Lyon, le 11 mai 2016

Ce matin à 7h, les étudiant.e.s qui occupaient pacifiquement depuis le 25 avril la salle F01 du bâtiment Descartes de l'ENS de Lyon en ont été expulsé.e.s de force par la police. Cette intervention d'une trentaine de policiers a été suivie d'un communiqué de Jean-François Pinton, président de l'ENS de Lyon, justifiant ce recours à la force. Dans la soirée, un second communiqué de la présidence a notamment réitéré la proposition de mise à disposition d'une salle, sous certaines conditions.

Nous, membres de la communauté des personnels et des usagers de l'ENS de Lyon, tenons à exprimer notre indignation devant cette intervention policière, qui est inédite dans l'histoire de notre établissement, et à dire notre inquiétude devant le climat général dans lequel elle s'inscrit. Cette décision a été prise à l'initiative de la seule direction alors que l'établissement n'était soumis à aucune menace particulière. Elle prolonge la répression subie par le mouvement social et étudiant actuel et revêt de fait une dimension politique.

Le mouvement que cette intervention policière réprime est né dans le cadre de l’opposition nationale à la Loi Travail. C’est dans le cadre des manifestations contre la Loi El Khomri et de la Nuit Debout lyonnaise qu’est apparue l’idée d’ancrer cette mobilisation au sein de notre établissement. En deux semaines est né un foyer de discussion et de partage autour de diverses questions politiques et sociales. Des diffusions de films, des petits-déjeuners avec le personnel (restauration, sécurité, logistique, informatique, gestion, maintenance...), des assemblées générales chaque midi, des débats, des rencontres et des conférences dans la journée, des banquets le soir ont été organisés.

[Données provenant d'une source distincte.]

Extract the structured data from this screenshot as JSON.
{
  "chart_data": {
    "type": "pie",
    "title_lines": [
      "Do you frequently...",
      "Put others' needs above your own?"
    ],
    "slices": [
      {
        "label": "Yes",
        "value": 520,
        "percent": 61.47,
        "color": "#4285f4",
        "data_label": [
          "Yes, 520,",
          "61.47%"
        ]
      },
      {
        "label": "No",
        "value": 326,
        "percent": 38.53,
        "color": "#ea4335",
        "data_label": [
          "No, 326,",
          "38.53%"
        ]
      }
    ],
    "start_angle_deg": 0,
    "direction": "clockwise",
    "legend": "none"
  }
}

Pour justifier la répression de ce mouvement, la présidence affirme que les occupants transforment l’École en "une zone de conflit et d’opposition stérile, voire caricaturale" et promeuvent "l'affrontement". Nous nous inscrivons en faux contre ces allégations. Celles et ceux d'entre nous qui se sont rendu.e.s en salle F01 ont plutôt été les témoins de rencontres entre étudiant.e.s, avec les enseignant.e.s et les chercheure.e.s, les personnels administratifs et techniques, pour dégager, entre autres, des points d'accord sur ce qui pourrait aller mieux dans notre école. Au moment même où un mouvement dénonce une politique de renfermement de l'ENS sur elle-même, le recours à l'intervention policière semble donner brutalement corps à ce diagnostic..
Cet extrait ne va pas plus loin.